As for Lou? He is all over the place. I like the guy, but he is very chaotic. But overall he has been pretty clear that he's only there for a little while. He is also still involved in other shows, so he won't have time to fully commit to 911 anyway. Next to that, even he has mentioned Buddie in his interviews and cameos. I mean... the fact that it was also pitched for him to be with Eddie? Yeah, Tommy is a plot device alright. It is always possible that Tim will try to milk Lou's popularity by extending his stay for a couple of more episodes, but overall I'm not too worried about his staying too long.
I know Tim is still writing some episodes of S7, but the main storylines are already set in stone by now. It's only the details and how to get from point A to B that still have to be worked out. I'd like to think that they wouldn't just change main storylines at the drop of a hat like that. Tim isn't always truthful when it comes to his comments on 911.

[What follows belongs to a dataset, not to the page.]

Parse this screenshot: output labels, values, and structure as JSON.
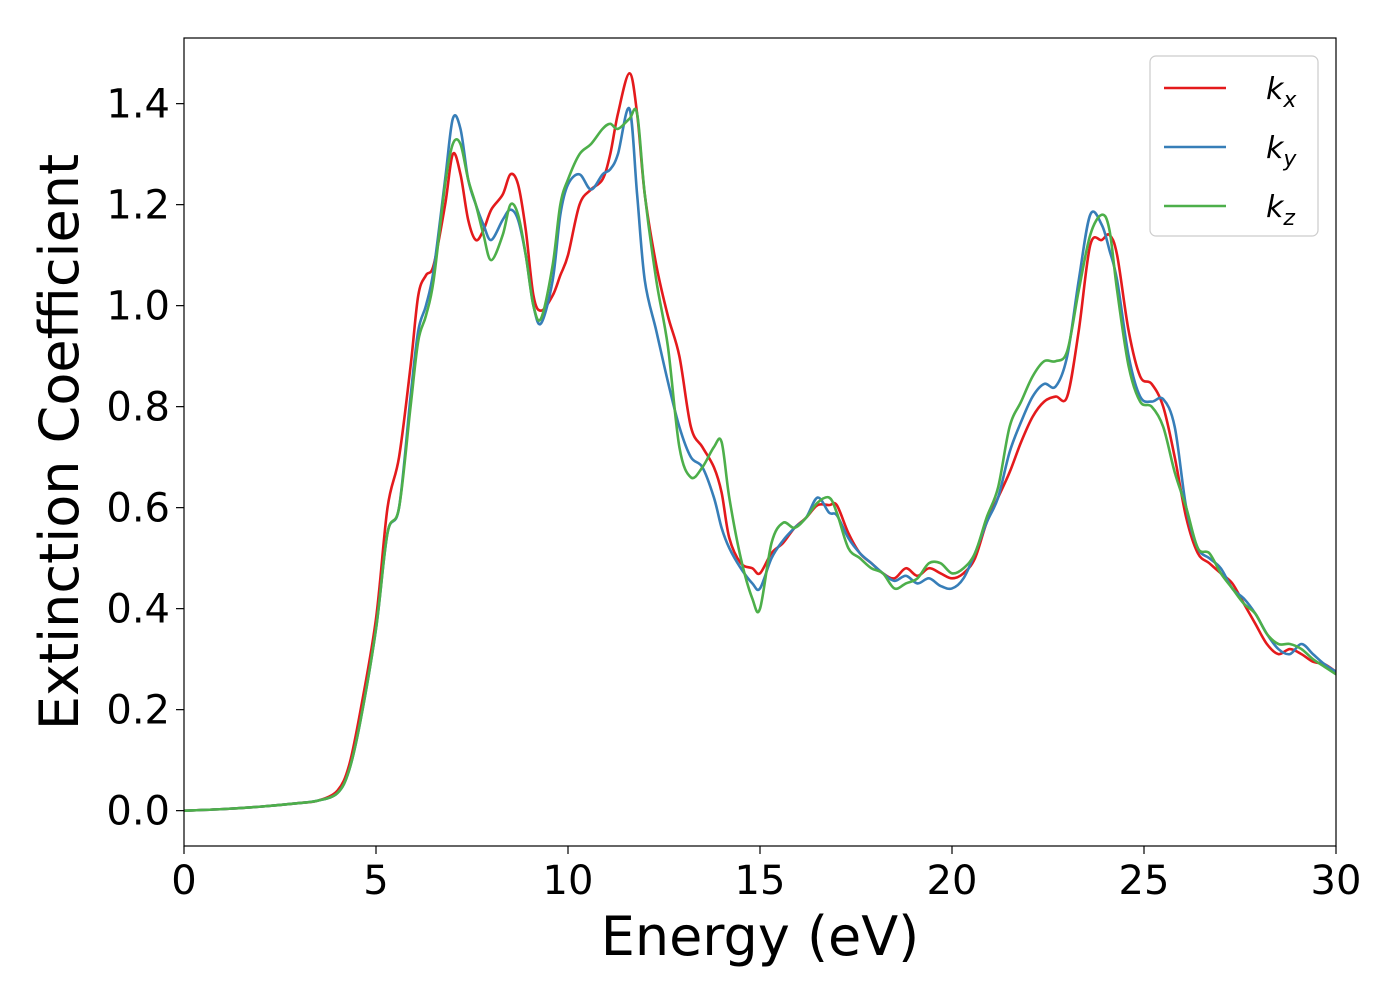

Okay, this is for everyone who needs to hear it:
Don't feel guilty for not vibing with a character or a ship!
Don't listen to haters who try to make you feel guilty about it. But also don't go out there to make other people feel guilty about shipping bucktommy. We all like what we like. All you can do is block haters and filter out the tags you don't want to see. Also, surround yourself with people who think alike. Trust me, there's a lot of us out there.
Lastly, I decidedly don't vibe with Tommy or bucktommy. I don't see any chemistry between them. But I also need to accept that this is where the storyline is right now. We have no other choice then to follow the narrative and hope it leads to something more interesting, like Buddie. We'll just have to wait and see and hope that the show is smart enough to follow the chemistry between Buck and Eddie, and not let themselves be swayed by the superficial and temporary popularity of one guest character.
Don't worry about venting here. I don't mind. These are trying times in the Buddie-fandom and we all need to let it out once in a while.